The development of new studies using other methods of plant extract diffusion is suggested as well as the use of extracts obtained in the presence of other solvents besides other bacterial and fungal strains, when coupled with toxicity tests.

Among the extracts evaluated by agar diffusion method, the leaf extract of B. pilosa showed the most significant average of growth inhibition haloes when compared to the microorganisms used in this study, followed by the flower extracts of B. pilosa, leaves of E. pyriformis and P. cauliflora, and E. pyriformis seed which statistically showed the same average formation of inhibitory haloes. Among the tested microorganisms, the Gram positive bacteria M. luteus and S. aureus showed the same susceptibility profile (p > 0.05). Gram negative bacteria E. coli, E. cloacae, S. marcescens and P. aeruginosa also showed the same susceptibility profile (p > 0.05). The susceptibility profile of the fungi C. albicans and S. cerevisiae were comparable to the Gram positive B. subtilis, E. faecalis and Gram negative bacteria S. typhimurium (p > ??0.05). From microorganisms which showed some susceptibility to any of the extracts, M. bovis, P. aeruginosa, S. marcescens, E. cloacae and E. coli were statistically also less susceptible. Only the leaf extracts of B. pilosa showed statistically significant equality over the average inhibitory effectiveness when compared to the positive control Chlorhexidine.

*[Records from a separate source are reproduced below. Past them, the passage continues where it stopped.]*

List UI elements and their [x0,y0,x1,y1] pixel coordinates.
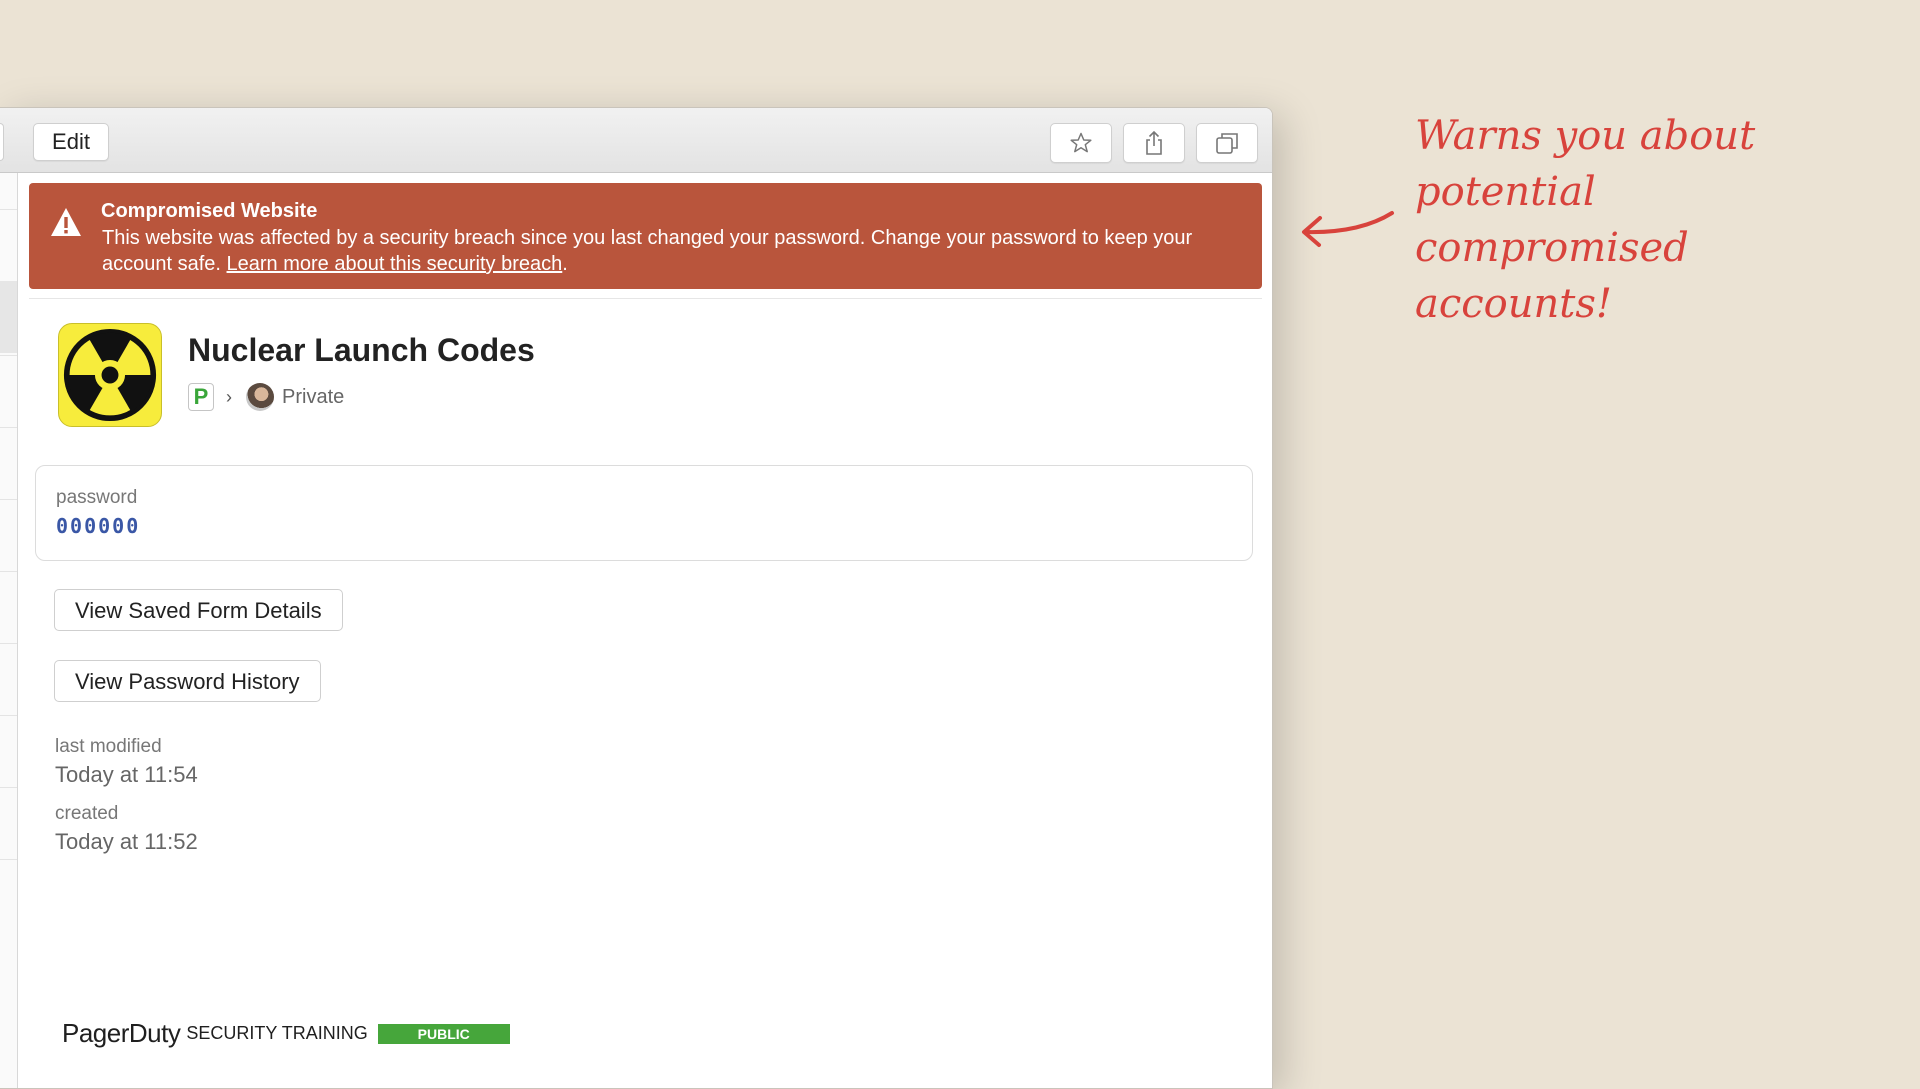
vault-name: Private [282,385,345,408]
last-modified-label: last modified [55,736,162,757]
password-label: password [56,487,138,508]
account-badge: P [188,383,214,411]
annotation-line-2: compromised accounts! [1415,225,1689,327]
share-button[interactable] [1123,123,1185,163]
view-password-history-button[interactable]: View Password History [54,660,321,702]
radiation-icon [63,328,157,422]
footer-branding: PagerDuty SECURITY TRAINING PUBLIC [62,1018,510,1049]
view-saved-form-details-button[interactable]: View Saved Form Details [54,589,343,631]
last-modified-value: Today at 11:54 [55,762,198,787]
chevron-right-icon: › [226,386,232,407]
copy-window-button[interactable] [1196,123,1258,163]
banner-message: This website was affected by a security … [102,225,1232,277]
created-label: created [55,803,119,824]
annotation-text: Warns you about potential compromised ac… [1415,108,1895,332]
header-divider [29,298,1262,299]
sidebar-list-edge [0,173,18,1088]
brand-subtitle: SECURITY TRAINING [186,1023,368,1043]
toolbar: Edit [0,108,1272,173]
vault-breadcrumb[interactable]: P › Private [188,382,344,412]
banner-title: Compromised Website [101,200,318,222]
created-value: Today at 11:52 [55,829,198,854]
public-badge: PUBLIC [377,1023,510,1044]
avatar [246,383,274,411]
star-icon [1070,132,1092,153]
password-field-card[interactable]: password 000000 [35,465,1253,561]
warning-icon [51,208,81,236]
sidebar-selected-row[interactable] [0,281,17,353]
sidebar-edge [0,123,4,161]
banner-suffix: . [562,253,568,275]
annotation-line-1: Warns you about potential [1415,113,1756,215]
favorite-button[interactable] [1050,123,1112,163]
item-detail-window: Edit Compromised Website This website wa… [0,107,1273,1089]
copy-icon [1216,133,1238,154]
arrow-left-icon [1302,211,1394,247]
learn-more-link[interactable]: Learn more about this security breach [227,253,563,275]
edit-button[interactable]: Edit [33,123,109,161]
brand-logo: PagerDuty [62,1018,181,1048]
password-value[interactable]: 000000 [56,514,140,538]
share-icon [1146,130,1162,155]
item-icon [58,323,162,427]
item-title: Nuclear Launch Codes [188,332,535,368]
compromised-website-banner: Compromised Website This website was aff… [29,183,1262,289]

Evaluation of the cytotoxic activity of the extracts on cell culture

According to results shown in Table 1, the stem and flower extracts of H. rostrata, leaf and stem of P. cauliflora, seed of A. crassiflora, stem, flower and root of B. pilosa showed no toxicity on the concentrations tested on cell culture. This is the first study that evaluated the antimicrobial and cytotoxic activities of H. rostrata species, which is considered a member of a family of plants reported to have antiophidic activities (ESTRADA et al., 2010)[17]. Our results to B. pilosa are in accordance with the results of GARCIA et al. (2011)[19] that found the extracts of B. pilosa didn't present significant cytotoxic activity against a human pulmonary tumor cell line A549. SOUZA-MOREIRA et al. (2011)[39] evaluated in vitro the cytotoxicity of fruit and leaf extracts of P. cauliflora with the fibroblast cell line SIRC CCL 60, and leaf extract showed a considerable 50% inhibitory concentration of 0.48 µg/mL. In the study of SANTOS PIMENTA et al. (2003)35, the ethanolic extracts of A. crassiflora leaves did not show cytotoxic activity, but the fractions resulting from solvent extraction showed good brine shrimp larvicidal activity. In our study, the cytotoxic concentration for 50% of cells (CC50) of the extracts ranged from 1.30 mg/mL to 9.56 mg/mL and the cytotoxic concentration for 90% of cells (CC90) of the extracts ranged from 2.55 mg/mL to 19.00 mg/mL.

KLEYMANN & WERLING (2004)[21] propose the activity selectivity assay format as a new standard in anti-infective drug discovery and clinical development. According to our results, the selectivity index values (SI) for A. crassiflora stem and B. pilosa flower for S. aureus showed values greater than 1, respectively, 3.76 and 1.86, showing a promising potential for evaluations like antimicrobial drug candidates in infections treatment caused by S. aureus.